Cayuga resident Richard Clark came to the meeting seeking a firm timeline for the dump’s closure.
“We want an end to this,” said Clark. “I don’t want to sit here with my house depressed in value for another 20 years, and smelling this crap every time I have my family over on a rainy day. We would like an answer …. When is the damn thing going to be closed and grassed over and people can get on with their lives?”
Tim Danyliw, project manager for Brooks Road Environmental, couldn’t provide an estimate for when the landfill might close, but said the decision is based on business and the provincial waste market.
“To be honest with you, I’m not the one who makes the decisions on this. That’s done well above my pay grade.
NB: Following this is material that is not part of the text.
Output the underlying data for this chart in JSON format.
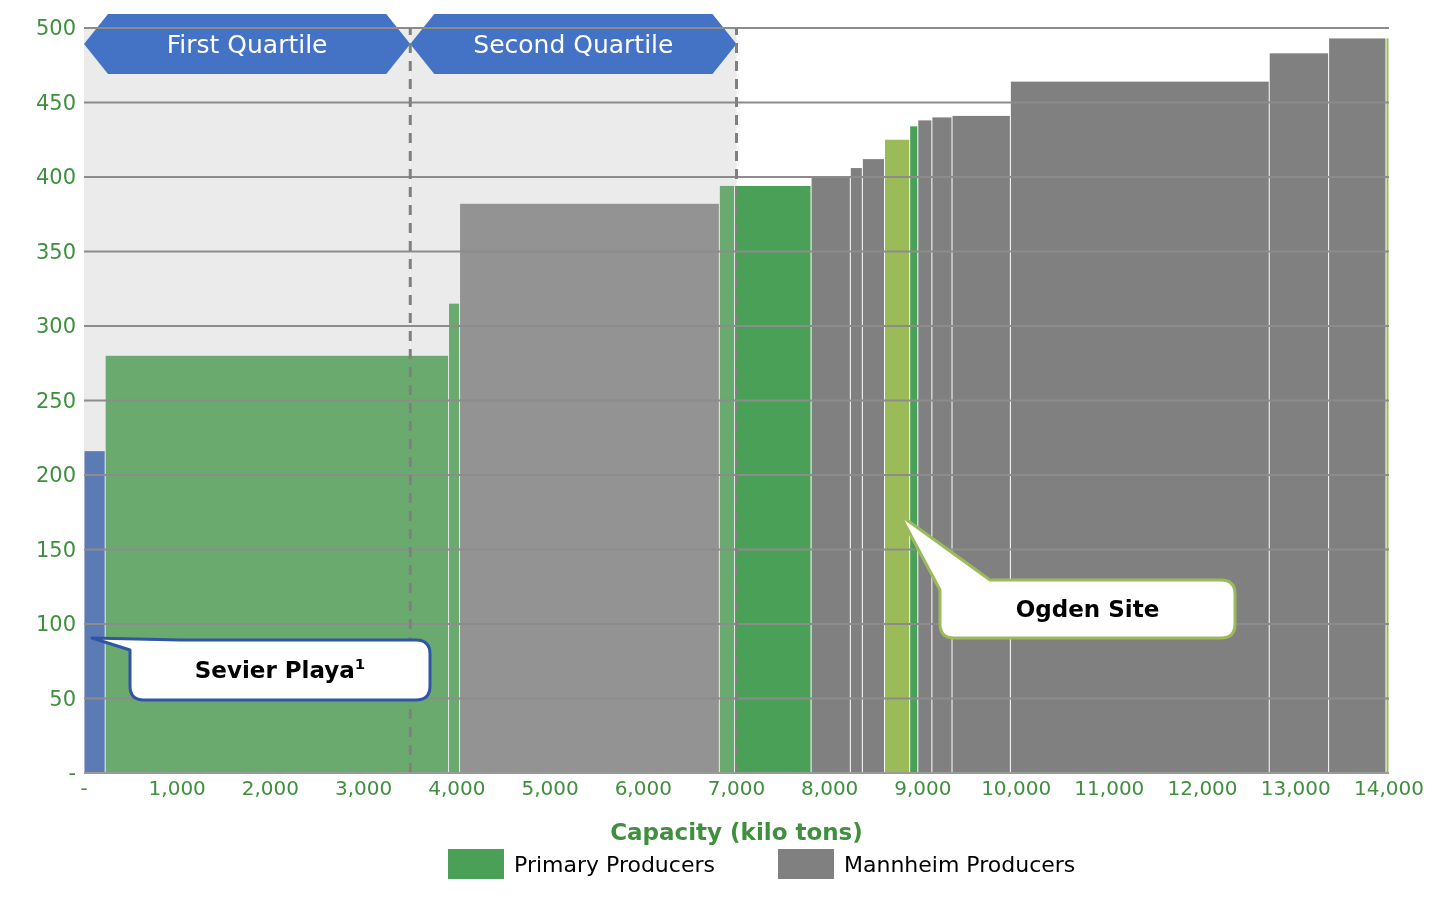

That would just be done as a business decision and, unfortunately, I can’t just sit right here and give you an answer of ‘x’ amount of years,” Danyliw said at the meeting.
In a presentation earlier in the meeting, Danyliw acknowledged the site received odour complaints in 2020, prior to a vertical expansion that also changed the waste stream the facility accepts. The site has moved away from construction and demolition waste and currently accepts nonhazardous contaminated soil, Danyliw explained.
The dump received one complaint in 2022, but none in 2023, Danyliw added.
Danyliw said the site sends treated effluent to a Haldimand treatment plant and raw leachate to a licensed facility. Danyliw acknowledged it’s possible residents may be experiencing unpleasant odours while tanker trucks are being loaded with leachate.
“We are hauling a lot of raw leachate and while filling tankers, there is a potential for short leachate smells,” said Danyliw.
The Brooks Road landfill is currently approved to receive up to 1,000 tonnes of waste per day and 250,000 tonnes per year.